PM Hasina writes in Guardian about Bangladesh’s climate challenge
“Calamities, alas, never strike alone,” she wrote
Prime Minister Sheikh Hasina penned an article on the perils of climate change in Bangladesh.
The article, titled – "A third of my country was just underwater. The world must act on climate," was recently published as an opinion piece in UK's The Guardian newspaper.
In the succinctly written article, PM Hasina called on the world to act on climate change.
"One-third of my country was underwater last month. The heaviest rains in almost a decade began and have still not abated. More than 1.5 million Bangladeshis are displaced; tens of thousands of hectares of paddy fields have been washed away. Millions of my compatriots will need food aid this year," the opening paragraph of the article read.
PM Hasina wrote how the floods that came in the wake of Cyclone Amphan in May this year made it extra difficult to contain the spread of coronavirus.
"Calamities, alas, never strike alone," she wrote.
The Government of Bangladesh had moved than 2.4 million people from the destructive path of the storm without delivering them into the even greater danger of Covid-19; all the while containing the infection and death rates. The PM wrote that concerns will remain until a foolproof safeguard is acquired.
Sheikh Hasina wrote that Bangladesh is trying to save lives - like many other climate-vulnerable nations across the globe - by shoring up healthcare systems, and cushion the economic shock for millions of people, all while avoiding fiscal collapse.
"But this is not a cry for help; it is a warning. For while other countries may be less exposed to the climate crisis, they will not be able to escape its destructive force for long. Countries more fortunate than mine should take a long, hard look at what we are battling," she warned about the destructiveness that follows climate change and called on the world to act.
PM Hasina asked the world: "Recent research suggests rising sea levels will force hundreds of millions of people to abandon low-lying coastal cities worldwide by mid-century. Will the global community act in time to avert this catastrophe?"
Stressing the need for international action against climate change, she wrote: "The climate crisis is a national security threat to us. We already see the effects. Our climate emergency and Covid-19 are global threats. Both were predictable, and we could have – should have – done much more to minimize the risks. But now that they are upon us, the best way to respond, surely, is through concerted international action."
Sheikh Hasina described the climate crisis and the pandemic as complex problems; albeit, problems with many ramifications.
"They will either be solved collectively, or not at all. It will be futile to spend hundreds of billions of dollars to secure a Covid-19 vaccine for one nation alone, if the pandemic is allowed to rage elsewhere. And it will be similarly pointless for a majority of nations to rein in their emissions and build more sustainable economies if the world's largest emitters do not do the same."
The PM pointed out that the G20 countries are responsible for about 80 percent of total global emissions, while the bottom 100 countries only account for 3.5 percent; and added that the world cannot successfully tackle the climate challenge without significant action from everyone.
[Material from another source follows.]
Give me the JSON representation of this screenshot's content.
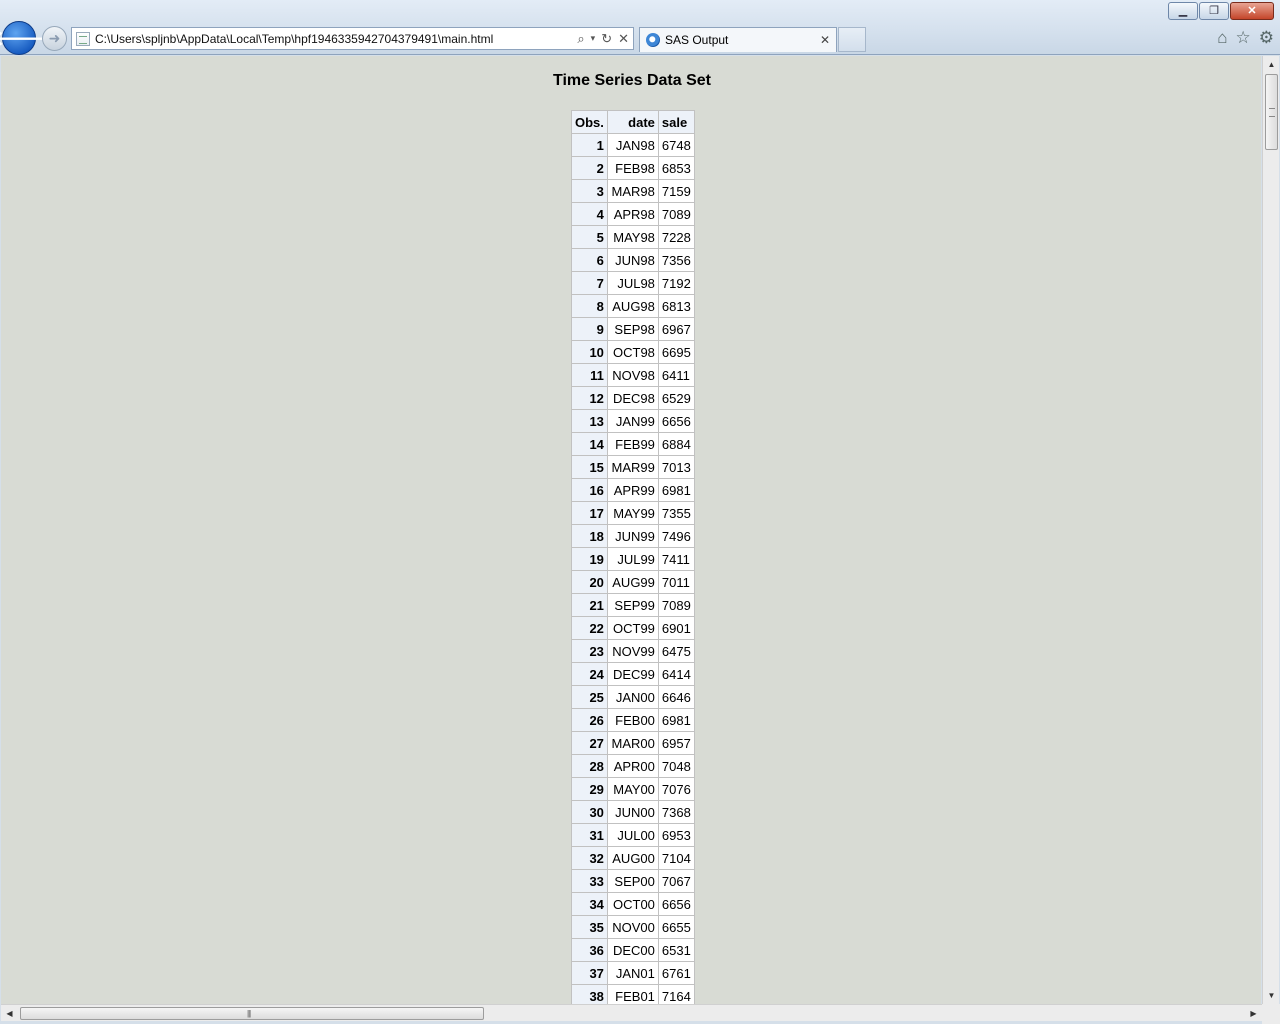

Deeming the 2015 Paris agreement as still the best chance to contain global warming and limit its most pernicious effects, she wrote: "To date, 189 countries have ratified a treaty that commits them to collectively cut emissions to stop global temperatures from rising by more than 2C above pre-industrial levels, and to try to limit the rise to 1.5C if possible. That last, more ambitious goal was proposed by the Climate Vulnerable Forum (CVF), which I chair – a group of 48 countries disproportionately affected by a warming planet, Bangladesh among them."
"CVF nations have been at the forefront of climate adaptation as well as climate change, promoting initiatives such as building stronger shelters against cyclones and replanting mangrove forests to protect coastal communities from sea surges. In acknowledgment of this important work, the Global Center on Adaptation will open an office in Dhaka this month to extend these best practices across South Asia."
Hasina said the world's poorest, most vulnerable countries to climate change have kept their side of the bargain.
Citing the Sustainable Development Report 2020, she wrote: "43 countries in Africa and many more across Asia and Latin America have achieved our climate action goals. The rich world has not. International funding for climate adaptation is still far short of what is needed."
She wrote that more ambitious climate initiatives are unlikely to succeed without greater leadership, world-class technology and pioneering climate research.
"If we don't increase our ambition, we will all lose out," she stressed.
Finding low-carbon solutions and minimizing climate risks are the best ways of building more resilient - more efficient and more competitive economies, Sheikh Hasina remarked.
"We all benefit from thriving trading partners in a low-carbon resilient world. Surely no one is in favor of the alternative – a fractured global order in which even rich countries are impoverished by the destructive force of global warming."
The concluding remarks of the article, PM Hasina remarked that the climate crisis, Covid-19 and its economic fallout are crying out for international leadership and cooperation. She said no country should turn its back on the rest of the world at this time.
"At the next UN Climate Change Conference of the Parties, countries must commit to enhancing their nationally determined contributions and ultimately give us hope for tackling all the other problems that afflict our collective existence."